Le Comptoir National de l’Or, société française spécialisée dans l’or investissement et l’expertise de bijoux depuis 1976, revient sur la théorie du Peak Gold. Cette théorie qui prophétise le pic, puis le déclin de la production d’or gagne en popularité depuis plusieurs années. Une vision positive à long terme pour le cours du métal fin.
Des signes d’essoufflement
« Le Peak Gold est bien connu des experts de l’or, fait observer Laurent Schwartz, le directeur du Comptoir National de l’Or. Pour les partisans de la théorie, la production d’or aurait atteint, ou atteindra bientôt, un pic et serait condamnée à décliner, en raison de l’absence de découvertes majeures et de l’épuisement des gisements. La théorie, qui n’est pas nouvelle, gagne en popularité. D’abord lancée par Goldman Sachs en 2015, l’idée a été relayée par Randall Oliphant, le président du World Gold Council en 2017.
Plus récemment, c’est Ian Tefler, le président-fondateur de Goldcorp (premier producteur mondial d’or après la fusion avec Newmont Mining), qui a ravivé le sujet dans une interview de mai 2018. Dans cet entretien au Financial Post, il déclare, notamment, que nous sommes au Peak Gold. « Soit la production commencera à baisser cette année, soit l’année prochaine, précise-t-il. Cela a peut-être déjà commencé… » Alors, le déclin est-il amorcé ? A première vue, les chiffres semblent lui donner tort. Selon le World Gold Council, la production minière mondiale a augmenté l’an dernier de 0,8 %.

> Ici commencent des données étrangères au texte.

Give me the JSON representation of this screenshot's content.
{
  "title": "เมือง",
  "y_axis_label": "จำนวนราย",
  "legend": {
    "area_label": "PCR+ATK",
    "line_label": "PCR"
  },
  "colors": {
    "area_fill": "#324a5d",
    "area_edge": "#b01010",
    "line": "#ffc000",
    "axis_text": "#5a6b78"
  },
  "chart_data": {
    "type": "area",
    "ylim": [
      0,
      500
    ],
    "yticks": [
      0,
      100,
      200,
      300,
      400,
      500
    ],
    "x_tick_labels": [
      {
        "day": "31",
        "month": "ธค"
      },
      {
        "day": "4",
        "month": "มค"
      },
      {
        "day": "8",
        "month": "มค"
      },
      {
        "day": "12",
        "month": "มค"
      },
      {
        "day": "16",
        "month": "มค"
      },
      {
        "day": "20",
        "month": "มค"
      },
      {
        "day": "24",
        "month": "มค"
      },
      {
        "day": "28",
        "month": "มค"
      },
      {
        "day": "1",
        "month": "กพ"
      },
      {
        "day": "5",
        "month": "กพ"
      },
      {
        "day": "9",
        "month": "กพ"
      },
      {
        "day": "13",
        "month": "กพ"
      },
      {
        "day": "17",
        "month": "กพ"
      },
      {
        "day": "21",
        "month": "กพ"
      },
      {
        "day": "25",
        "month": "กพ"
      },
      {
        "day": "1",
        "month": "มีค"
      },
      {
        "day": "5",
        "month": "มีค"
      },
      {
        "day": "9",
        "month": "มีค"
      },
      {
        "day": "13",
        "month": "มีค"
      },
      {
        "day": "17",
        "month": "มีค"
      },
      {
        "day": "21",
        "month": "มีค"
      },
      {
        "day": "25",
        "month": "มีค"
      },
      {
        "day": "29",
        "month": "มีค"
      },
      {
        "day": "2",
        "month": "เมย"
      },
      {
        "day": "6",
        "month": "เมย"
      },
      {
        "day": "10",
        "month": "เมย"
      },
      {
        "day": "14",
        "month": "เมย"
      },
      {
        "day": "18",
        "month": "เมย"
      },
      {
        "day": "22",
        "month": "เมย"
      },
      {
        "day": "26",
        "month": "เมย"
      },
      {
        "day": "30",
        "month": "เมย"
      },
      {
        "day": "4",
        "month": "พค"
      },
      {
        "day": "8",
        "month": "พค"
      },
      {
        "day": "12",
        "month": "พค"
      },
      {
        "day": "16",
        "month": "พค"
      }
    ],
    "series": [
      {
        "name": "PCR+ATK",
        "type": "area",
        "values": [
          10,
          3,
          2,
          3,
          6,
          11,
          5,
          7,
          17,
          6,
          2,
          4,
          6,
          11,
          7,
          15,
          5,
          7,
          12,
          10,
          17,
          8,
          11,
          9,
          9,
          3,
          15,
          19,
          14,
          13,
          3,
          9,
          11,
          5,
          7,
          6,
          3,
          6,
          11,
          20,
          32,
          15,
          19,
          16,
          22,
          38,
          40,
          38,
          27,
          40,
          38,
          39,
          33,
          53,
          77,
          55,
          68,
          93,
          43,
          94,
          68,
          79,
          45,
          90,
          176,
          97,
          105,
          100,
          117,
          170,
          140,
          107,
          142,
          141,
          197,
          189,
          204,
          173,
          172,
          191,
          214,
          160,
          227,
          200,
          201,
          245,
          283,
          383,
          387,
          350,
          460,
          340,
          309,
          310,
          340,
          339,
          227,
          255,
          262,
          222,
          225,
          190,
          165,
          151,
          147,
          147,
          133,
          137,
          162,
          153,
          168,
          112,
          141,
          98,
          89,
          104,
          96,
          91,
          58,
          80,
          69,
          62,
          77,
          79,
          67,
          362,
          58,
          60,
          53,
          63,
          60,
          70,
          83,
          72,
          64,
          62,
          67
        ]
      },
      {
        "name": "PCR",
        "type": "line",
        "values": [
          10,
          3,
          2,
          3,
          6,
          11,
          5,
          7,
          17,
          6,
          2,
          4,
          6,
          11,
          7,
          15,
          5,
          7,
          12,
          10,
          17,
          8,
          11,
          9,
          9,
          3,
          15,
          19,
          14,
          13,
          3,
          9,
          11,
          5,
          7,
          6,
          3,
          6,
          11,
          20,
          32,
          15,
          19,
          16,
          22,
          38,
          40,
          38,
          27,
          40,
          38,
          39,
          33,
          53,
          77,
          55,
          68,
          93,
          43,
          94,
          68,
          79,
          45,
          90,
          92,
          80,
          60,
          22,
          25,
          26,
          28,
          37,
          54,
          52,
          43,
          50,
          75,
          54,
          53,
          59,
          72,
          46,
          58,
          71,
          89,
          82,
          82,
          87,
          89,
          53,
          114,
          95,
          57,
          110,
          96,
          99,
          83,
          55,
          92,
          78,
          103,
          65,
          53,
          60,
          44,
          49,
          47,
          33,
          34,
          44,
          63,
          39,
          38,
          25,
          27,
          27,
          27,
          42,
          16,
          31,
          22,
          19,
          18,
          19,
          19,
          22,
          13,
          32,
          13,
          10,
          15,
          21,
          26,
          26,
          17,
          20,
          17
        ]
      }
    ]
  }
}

Cela dit, si 2018 a été une année de production record, c’est cependant la plus faible progression depuis 10 ans. De surcroît, d’autres signes d’essoufflement commencent à s’accumuler. La production américaine a reculé en 2018, descendant à son plus bas niveau depuis 1991 (époque à laquelle les premières données ont été recensées). La production chinoise connaît une situation similaire, avec un recul de 6 % en 2018, du fait de l’application de normes environnementales plus strictes. Une société minière comme Barrick Gold, par exemple, a vu sa production chuter de 15 % l’année dernière…La plupart des experts constatent qu’il n’y a eu aucune découverte d’ampleur ces dernières années. Les découvertes de méga-gisements appartiennent au passé. Il n’y a plus d’or facile à trouver. « A 1 300 $ l’once, je ne pense pas qu’il reste des gisements, en tout cas rien de significatif », estime Ian Tefler.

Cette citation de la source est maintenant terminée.